In the synthetic jacket category, L.L.Bean’s Packaway is cheap, but that doesn’t mean it’s low quality. The jacket is filled with PrimaLoft Gold insulation — the same stuff found inside Patagonia’s ever-popular Nano Puff Jacket — that’s enhanced with Cross Core technology, which was initially developed for NASA and uses aerogels to increase warmth without doing the same to weight. It’s water- and wind-resistant, with a recycled polyester shell and two hand warmer pockets as well as exterior and interior chest pockets. All this makes for a jacket that’s just as warm, packable and fully-featured as many others that are so often called best, but for half the price.

Weight: n/a
Fill Material: 60-gram PrimaLoft Gold with Cross Core technology
Shell Material: 100% recycled polyester
Waterproofing: DWR finish

Best Insulated Shirt Jacket: Hill City Thermal Light Shirt Jacket

When Gap Inc. launched its new men’s brand Hill City, everyone (including us) was quick to boil it down to a male version of the company’s women’s athleisure brand, Athleta. It is that in many ways, but in testing out a sampling of the collection in New York’s Adirondack Park, we discovered that it’s also highly-considered and in many cases highly technical. One of our favorite pieces is the Thermal Light Shirt Jacket.

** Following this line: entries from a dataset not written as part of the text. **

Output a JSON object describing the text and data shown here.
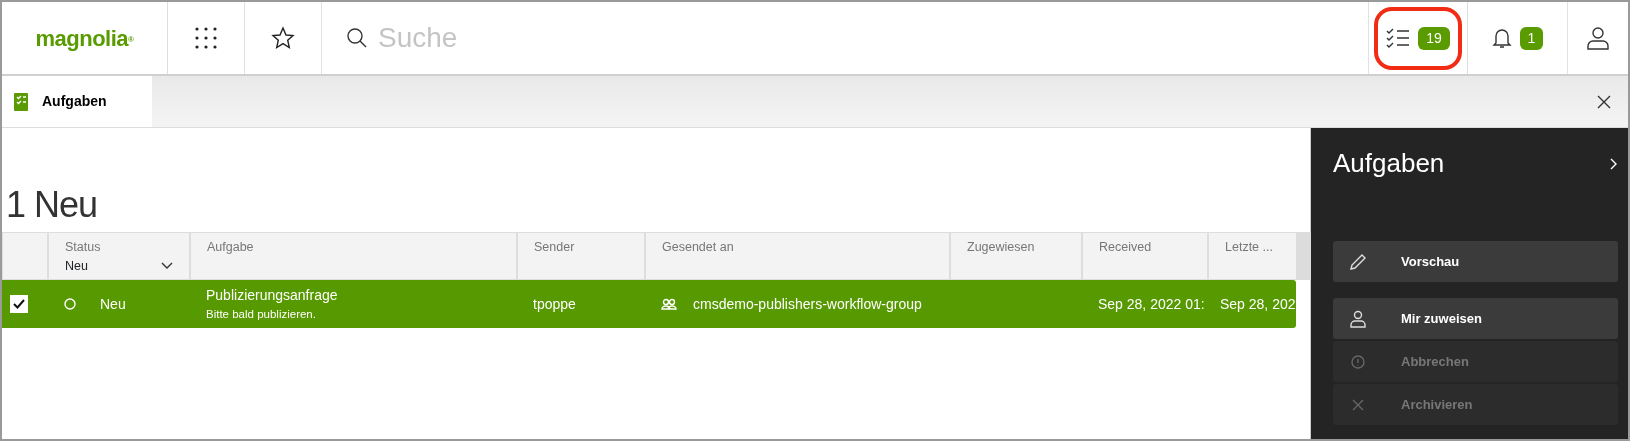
{
  "header": {
    "logo": "magnolia$^{®}$",
    "search": {
      "placeholder": "Suche"
    },
    "tasks": {
      "count": "19",
      "highlighted": true
    },
    "notifications": {
      "count": "1"
    }
  },
  "tabs": [
    {
      "label": "Aufgaben",
      "selected": true
    }
  ],
  "heading": "1 Neu",
  "table": {
    "columns": [
      {
        "label": "Status",
        "filter": "Neu"
      },
      {
        "label": "Aufgabe"
      },
      {
        "label": "Sender"
      },
      {
        "label": "Gesendet an"
      },
      {
        "label": "Zugewiesen"
      },
      {
        "label": "Received"
      },
      {
        "label": "Letzte ..."
      }
    ],
    "rows": [
      {
        "selected": true,
        "status": "Neu",
        "task": "Publizierungsanfrage",
        "message": "Bitte bald publizieren.",
        "sender": "tpoppe",
        "sent_to": "cmsdemo-publishers-workflow-group",
        "received": "Sep 28, 2022 01:",
        "last": "Sep 28, 202"
      }
    ]
  },
  "panel": {
    "title": "Aufgaben",
    "action_groups": [
      [
        {
          "label": "Vorschau",
          "kind": "edit",
          "disabled": false
        }
      ],
      [
        {
          "label": "Mir zuweisen",
          "kind": "assign",
          "disabled": false
        },
        {
          "label": "Abbrechen",
          "kind": "abort",
          "disabled": true
        },
        {
          "label": "Archivieren",
          "kind": "archive",
          "disabled": true
        }
      ]
    ]
  }
}
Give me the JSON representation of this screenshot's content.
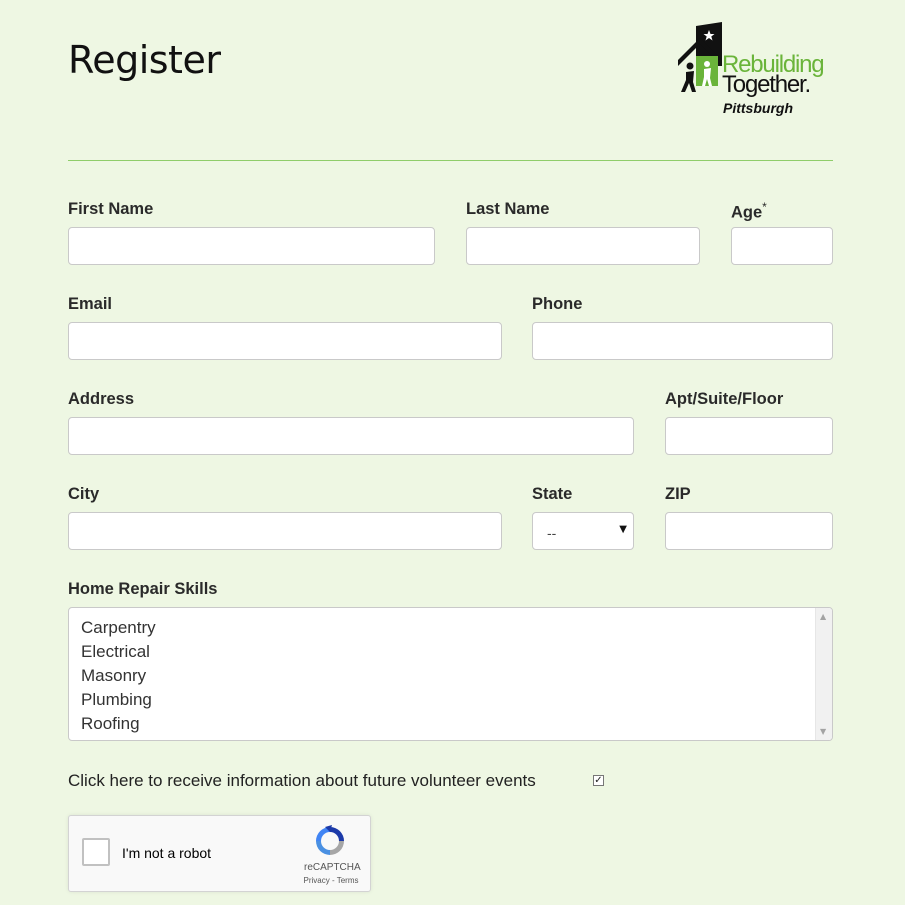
{
  "page": {
    "title": "Register"
  },
  "logo": {
    "line1": "Rebuilding",
    "line2": "Together.",
    "line3": "Pittsburgh"
  },
  "form": {
    "first_name": {
      "label": "First Name",
      "value": ""
    },
    "last_name": {
      "label": "Last Name",
      "value": ""
    },
    "age": {
      "label": "Age",
      "required_mark": "*",
      "value": ""
    },
    "email": {
      "label": "Email",
      "value": ""
    },
    "phone": {
      "label": "Phone",
      "value": ""
    },
    "address": {
      "label": "Address",
      "value": ""
    },
    "apt": {
      "label": "Apt/Suite/Floor",
      "value": ""
    },
    "city": {
      "label": "City",
      "value": ""
    },
    "state": {
      "label": "State",
      "selected": "--"
    },
    "zip": {
      "label": "ZIP",
      "value": ""
    },
    "skills": {
      "label": "Home Repair Skills",
      "options": [
        "Carpentry",
        "Electrical",
        "Masonry",
        "Plumbing",
        "Roofing"
      ]
    },
    "opt_in": {
      "label": "Click here to receive information about future volunteer events",
      "checked": true
    }
  },
  "captcha": {
    "text": "I'm not a robot",
    "brand": "reCAPTCHA",
    "links": "Privacy - Terms"
  },
  "colors": {
    "background": "#eef7e3",
    "accent": "#6ab43a",
    "divider": "#8fcd6a"
  }
}
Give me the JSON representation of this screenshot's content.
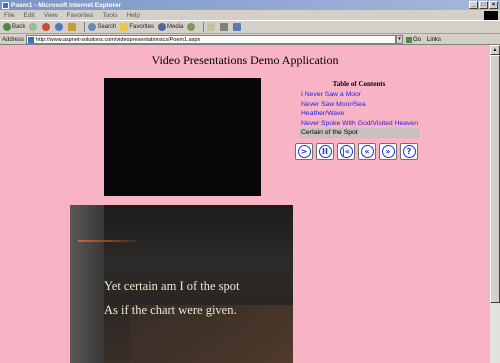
{
  "window": {
    "title": "Poem1 - Microsoft Internet Explorer"
  },
  "menu": [
    "File",
    "Edit",
    "View",
    "Favorites",
    "Tools",
    "Help"
  ],
  "toolbar": {
    "back": "Back",
    "search": "Search",
    "favorites": "Favorites",
    "media": "Media"
  },
  "address": {
    "label": "Address",
    "url": "http://www.aspnet-solutions.com/videopresentationscs/Poem1.aspx",
    "go": "Go",
    "links": "Links"
  },
  "page": {
    "title": "Video Presentations Demo Application",
    "toc_title": "Table of Contents",
    "toc_items": [
      "I Never Saw a Moor",
      "Never Saw Moor/Sea",
      "Heather/Wave",
      "Never Spoke With God/Visited Heaven",
      "Certain of the Spot"
    ],
    "selected_index": 4,
    "controls": [
      {
        "name": "play",
        "glyph": ">"
      },
      {
        "name": "pause",
        "glyph": "II"
      },
      {
        "name": "first",
        "glyph": "|«"
      },
      {
        "name": "previous",
        "glyph": "«"
      },
      {
        "name": "next",
        "glyph": "»"
      },
      {
        "name": "help",
        "glyph": "?"
      }
    ],
    "video_lines": [
      "Yet certain am I of the spot",
      "As if the chart were given."
    ]
  },
  "colors": {
    "page_background": "#f8b4c4",
    "link": "#2222dd",
    "selected_item": "#c8c0c0"
  }
}
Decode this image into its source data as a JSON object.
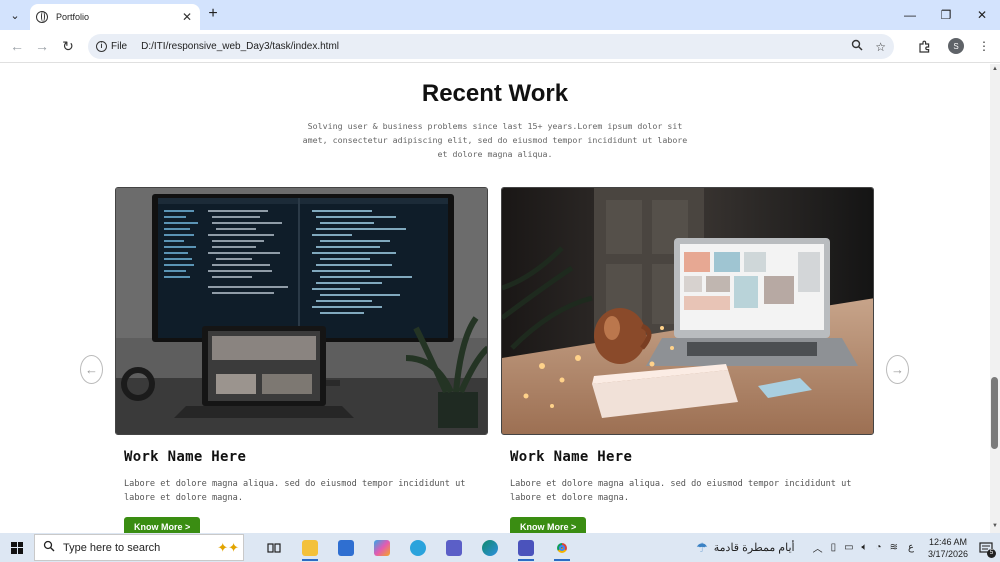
{
  "browser": {
    "tab_title": "Portfolio",
    "url_chip": "File",
    "url": "D:/ITI/responsive_web_Day3/task/index.html",
    "avatar_letter": "S"
  },
  "page": {
    "section_title": "Recent Work",
    "section_desc": "Solving user & business problems since last 15+ years.Lorem ipsum dolor sit amet, consectetur adipiscing elit, sed do eiusmod tempor incididunt ut labore et dolore magna aliqua.",
    "cards": [
      {
        "title": "Work Name Here",
        "desc": "Labore et dolore magna aliqua. sed do eiusmod tempor incididunt ut labore et dolore magna.",
        "button": "Know More >"
      },
      {
        "title": "Work Name Here",
        "desc": "Labore et dolore magna aliqua. sed do eiusmod tempor incididunt ut labore et dolore magna.",
        "button": "Know More >"
      }
    ],
    "accent_color": "#3a8d12"
  },
  "taskbar": {
    "search_placeholder": "Type here to search",
    "weather_text": "أيام ممطرة قادمة",
    "language": "ع",
    "time": "12:46 AM",
    "date": "3/17/2026",
    "notification_count": "5"
  }
}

Unlike the rest of the jackets on this list, Hill City went with more of a style angle here. The shirt jacket closes with snap buttons and has a collar that lies flat and away from the chin. But in every other regard, the Thermal Light is built like a synthetic jacket: it has a stretchy water-repellent exterior made of nylon and spandex and is filled with warm PrimaLoft Gold Active+ insulation. It’s lightweight and scrunches up into a backpack at the end of the day. It’s not what you’d wear to the top of a mountain, but that’s precisely why we like it.

Weight: n/a
Fill Material: PrimaLoft Gold Active+
Shell Material: 87% nylon, 13% spandex
Waterproofing: DWR finish

How To Wash Your Synthetic Down Jacket

Most people take their synthetic down jacket for granted, expecting it to perform the same, year after year without any maintenance. Over time though, your jacket becomes compacted and dirty, which inhibits its loft and makes the jacket less warm. To clean your jacket, revitalize its warmth and get it ready for all your adventures, follow our simple guide.

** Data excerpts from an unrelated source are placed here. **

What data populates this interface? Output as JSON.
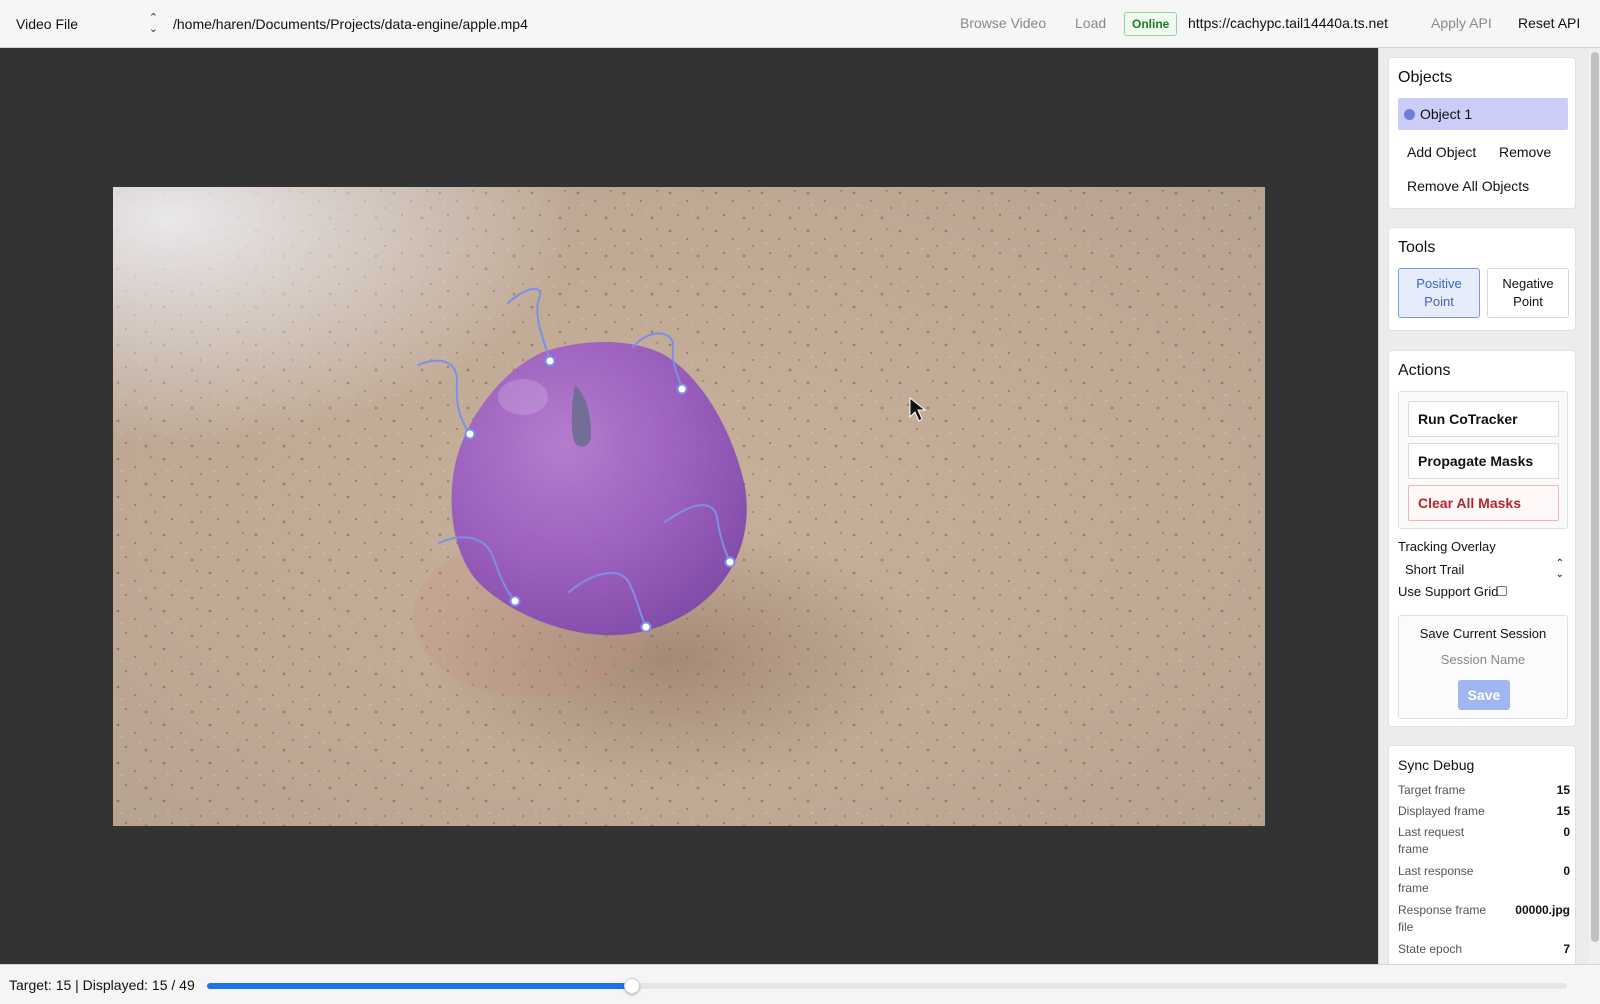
{
  "topbar": {
    "source_type": "Video File",
    "video_path": "/home/haren/Documents/Projects/data-engine/apple.mp4",
    "browse_label": "Browse Video",
    "load_label": "Load",
    "status": "Online",
    "api_url": "https://cachypc.tail14440a.ts.net",
    "apply_api_label": "Apply API",
    "reset_api_label": "Reset API",
    "status_color": "#1d7a24"
  },
  "sidebar": {
    "objects": {
      "title": "Objects",
      "items": [
        {
          "label": "Object 1",
          "color": "#6e7fd8",
          "selected": true
        }
      ],
      "add_label": "Add Object",
      "remove_label": "Remove",
      "remove_all_label": "Remove All Objects"
    },
    "tools": {
      "title": "Tools",
      "positive_line1": "Positive",
      "positive_line2": "Point",
      "negative_line1": "Negative",
      "negative_line2": "Point",
      "active_tool": "positive"
    },
    "actions": {
      "title": "Actions",
      "run_cotracker": "Run CoTracker",
      "propagate_masks": "Propagate Masks",
      "clear_all_masks": "Clear All Masks",
      "tracking_overlay_label": "Tracking Overlay",
      "tracking_overlay_value": "Short Trail",
      "support_grid_label": "Use Support Grid",
      "support_grid_checked": false,
      "save_session_title": "Save Current Session",
      "session_name_placeholder": "Session Name",
      "save_label": "Save"
    },
    "sync_debug": {
      "title": "Sync Debug",
      "rows": [
        {
          "key": "Target frame",
          "value": "15"
        },
        {
          "key": "Displayed frame",
          "value": "15"
        },
        {
          "key": "Last request frame",
          "value": "0"
        },
        {
          "key": "Last response frame",
          "value": "0"
        },
        {
          "key": "Response frame file",
          "value": "00000.jpg"
        },
        {
          "key": "State epoch",
          "value": "7"
        }
      ]
    }
  },
  "footer": {
    "frame_status": "Target: 15 | Displayed: 15 / 49",
    "current_frame": 15,
    "total_frames": 49,
    "accent": "#1a73e8"
  }
}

Put your jacket into a washing machine without an agitator. It is easiest to do this at a laundromat, but if your home washer is of the large, front-loading variety, feel free to toss it in there. If you use a washing machine with an agitator, you run the risk of tearing open your jacket — so avoid agitators at all costs.

Wash with Nikwax Tech Wash. Though there are other good tech washes out there (namely Granger’s), we recommend using Nikwax’s Tech Wash. Add the Tech Wash directly into the washing machine, using about three ounces. Follow the directions on the care label of your jacket for specific temperature and cycle settings.

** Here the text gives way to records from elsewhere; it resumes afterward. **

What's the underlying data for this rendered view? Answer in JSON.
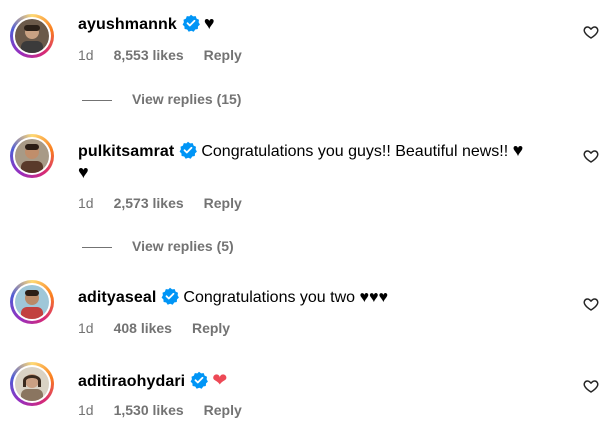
{
  "comments": [
    {
      "username": "ayushmannk",
      "text": "",
      "emoji": "♥",
      "time": "1d",
      "likes": "8,553 likes",
      "reply": "Reply",
      "view_replies": "View replies (15)"
    },
    {
      "username": "pulkitsamrat",
      "text": "Congratulations you guys!! Beautiful news!!",
      "emoji": "♥",
      "emoji_wrap": "♥",
      "time": "1d",
      "likes": "2,573 likes",
      "reply": "Reply",
      "view_replies": "View replies (5)"
    },
    {
      "username": "adityaseal",
      "text": "Congratulations you two",
      "emoji": "♥♥♥",
      "time": "1d",
      "likes": "408 likes",
      "reply": "Reply"
    },
    {
      "username": "aditiraohydari",
      "text": "",
      "emoji": "❤",
      "time": "1d",
      "likes": "1,530 likes",
      "reply": "Reply"
    }
  ],
  "colors": {
    "verified": "#0095f6",
    "meta": "#737373",
    "red_heart": "#ed4956"
  },
  "icons": {
    "verified": "verified-badge-icon",
    "like": "heart-outline-icon"
  }
}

Switch your jacket to the dryer and add tennis balls. Move your jacket over to the dryer, but before you turn it on, add in a package of new tennis balls. As the drier spins, the tennis balls will bounce around inside the drum, breaking up any clumps of insulation and helping dry the jacket completely. This also helps to restore the loft in the synthetic fibers. As for dryer settings, low heat for a long period of time is the name of the game.

Pause the dryer and manually break up any clumps. Every twenty minutes or so, pause the dryer and manually work out larger clumps of insulation. While the tennis balls work well to help break up clumps, you’ll need to put some extra effort in to break them up completely.

Tumble dry until the jacket is completely dry. Dry the jacket until it is dry the entire way through. While moist synthetic insulation still functions well, it’s prone to mold, which will lead to a stinky jacket.